Lower value treats are great to work into your training because they tend to be lower calorie than high and medium value dog treats. Low-value treats are usually dry and crunchy. Myself and many of my clients use our dog's regular food for this level of treating. Having a low-value treat option is important in helping you fade out treats in training.
When Should You Use Low-Value Treats?
- If your dog performs a requested and previously generalized cue, but it's a "C" grade performance (this also might indicate that your dog needs to be further from a distraction or might need to go back a few steps in training)
- Throughout the day to encourage continued good behavior
- In low to no distraction training environments
- As part of regular enrichment activities
- When you're working on fading out the use of treats for a specific behavior
Have a Dog Treat "Taste Test"
To help you pick out the training treats that your dog will most enjoy and respond to the best, set up a treat taste test for your pup. (Note: Check treat ingredients to ensure they don't contain anything your dog is allergic or sensitive to.)
First, pick out a few different options of treats for them to try, based on:
- Protein type: Have a variety of fish, poultry, beef, pork, or lamb. Include non-meat-based treats, such as peanut butter.
- Texture: Choose different treat options based on their texture type — dry, semi-moist, jerky, freeze-dried, or wet.
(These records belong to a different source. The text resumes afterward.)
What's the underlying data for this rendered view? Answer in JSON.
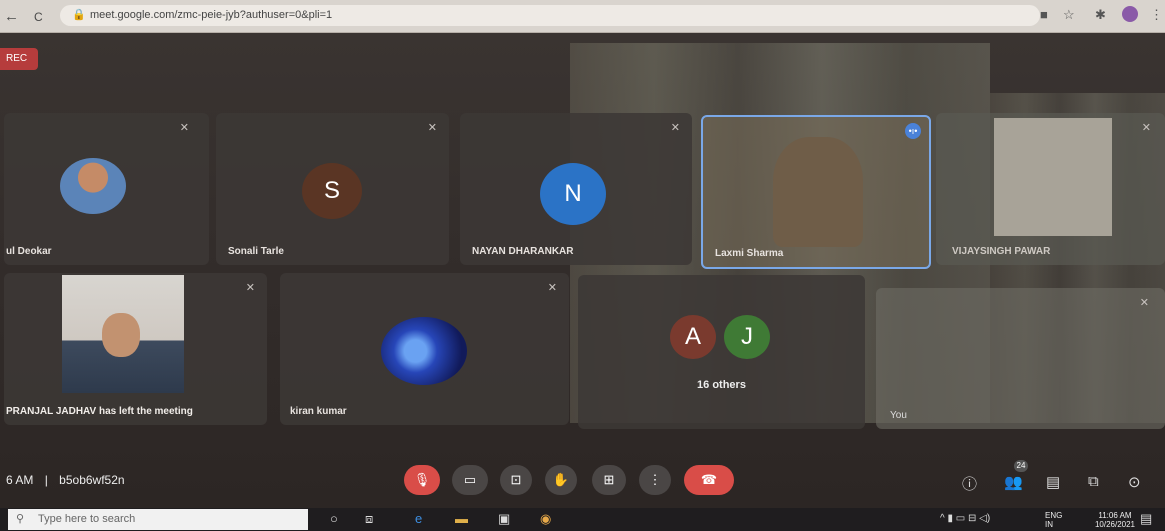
{
  "browser": {
    "url": "meet.google.com/zmc-peie-jyb?authuser=0&pli=1",
    "nav": {
      "back_icon": "←",
      "forward_icon": "→",
      "reload_icon": "C"
    }
  },
  "meeting": {
    "rec_label": "REC",
    "time": "6 AM",
    "separator": "|",
    "code": "b5ob6wf52n",
    "people_count": "24"
  },
  "tiles": [
    {
      "name": "ul Deokar"
    },
    {
      "name": "Sonali Tarle",
      "initial": "S"
    },
    {
      "name": "NAYAN DHARANKAR",
      "initial": "N"
    },
    {
      "name": "Laxmi Sharma"
    },
    {
      "name": "VIJAYSINGH PAWAR"
    },
    {
      "name": "PRANJAL JADHAV has left the meeting"
    },
    {
      "name": "kiran kumar"
    },
    {
      "name": "16 others",
      "initials": [
        "A",
        "J"
      ]
    },
    {
      "name": "You"
    }
  ],
  "taskbar": {
    "search_placeholder": "Type here to search",
    "lang": "ENG",
    "lang_region": "IN",
    "time": "11:06 AM",
    "date": "10/26/2021"
  },
  "colors": {
    "avatar_n": "#2b73c6",
    "avatar_s": "#5a3524",
    "avatar_a": "#7a3a2e",
    "avatar_j": "#3f7a35",
    "end_call": "#d94d48",
    "mute_red": "#d94d48"
  }
}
- Ease of Delivery: When you're picking out taste test options, make sure you're choosing treats that are easy for you to give your dog. Training treats should be pea-sized or smaller. If the treats are larger than this in the bag, see if you can easily break them up into smaller pieces.
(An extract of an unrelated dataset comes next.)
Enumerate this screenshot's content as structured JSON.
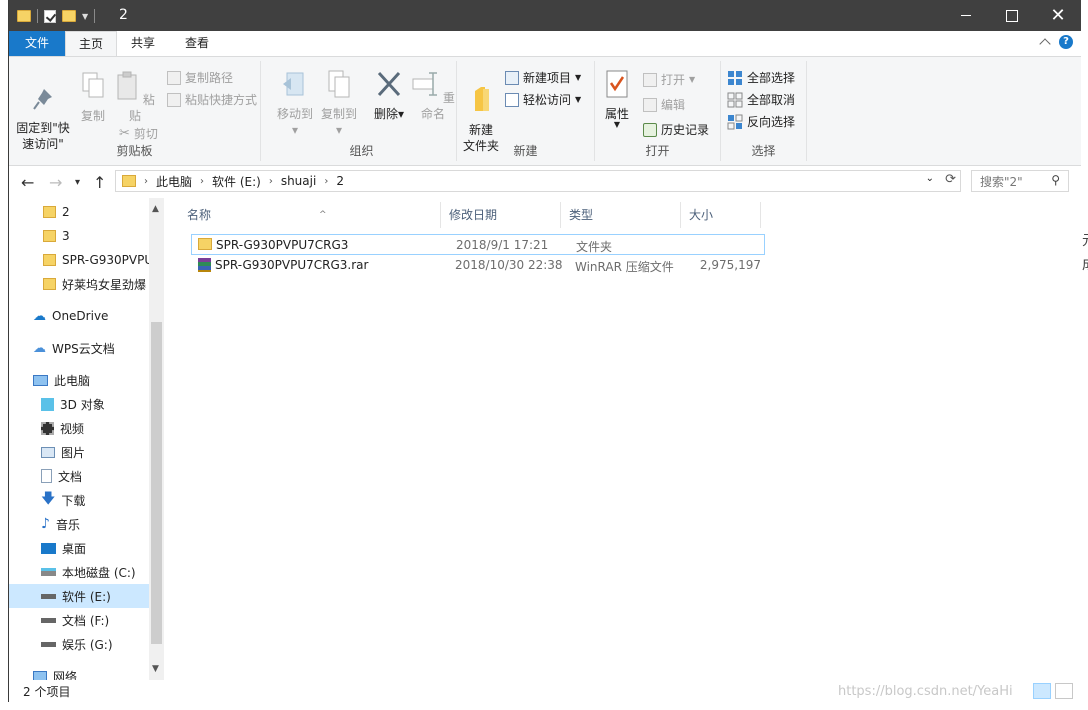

Pro Tip: Many pet supply stores will have samples available upon request of different treats to try. This is how I often discover new brands of treats to mix into my training treat rotation.
Next, give your dog a choice between the different treats. Put one kind of treat in one hand and a different kind in the other hand, and close your hands to make a fist. (You can also use small cups to cover the treat options on the ground if you prefer, especially if your dog gets mouthy when taking treats.)
Allow your dog to sniff both hands, watching to see which they show the most interest in. Give them the one they sniff at, lick at, or paw at the most.
Switch out different treats, rotating in ones you've already tried with different alternatives, to get an idea of what your dog's high-value, medium-value, and low-value treats are.
High-Value Dog Training Treats
Here's Daisy, one of our office pups, showing how much she loves her high-value minnow treats. Don't worry she's ok and still begging for treats.
Medium-Value Dog Training Treats
Low-Value Dog Training Treats
I like to use my dog's FirstMate dry food or break up IMK9's Mutt Love Coconuts dry treats as her lower value rewards. My younger dog loves the Wild Eats Sweet Potato treats that I break up into small pieces as training treats.
PRO TIP: Work your dog's brain! Hold back a portion of your dog's regular meals to use as training treats throughout the day, and feed all of their regular meals from interactive toys and puzzles.
The kind of treats you use when training your dog (or just want to give them a special treat) depend on your dog's personal preferences. And remember, it's not always about food! Many dogs find toys, attention, and other real-life rewards incredibly rewarding too. Knowing what your dog likes and what they'll work for will make your training more effective.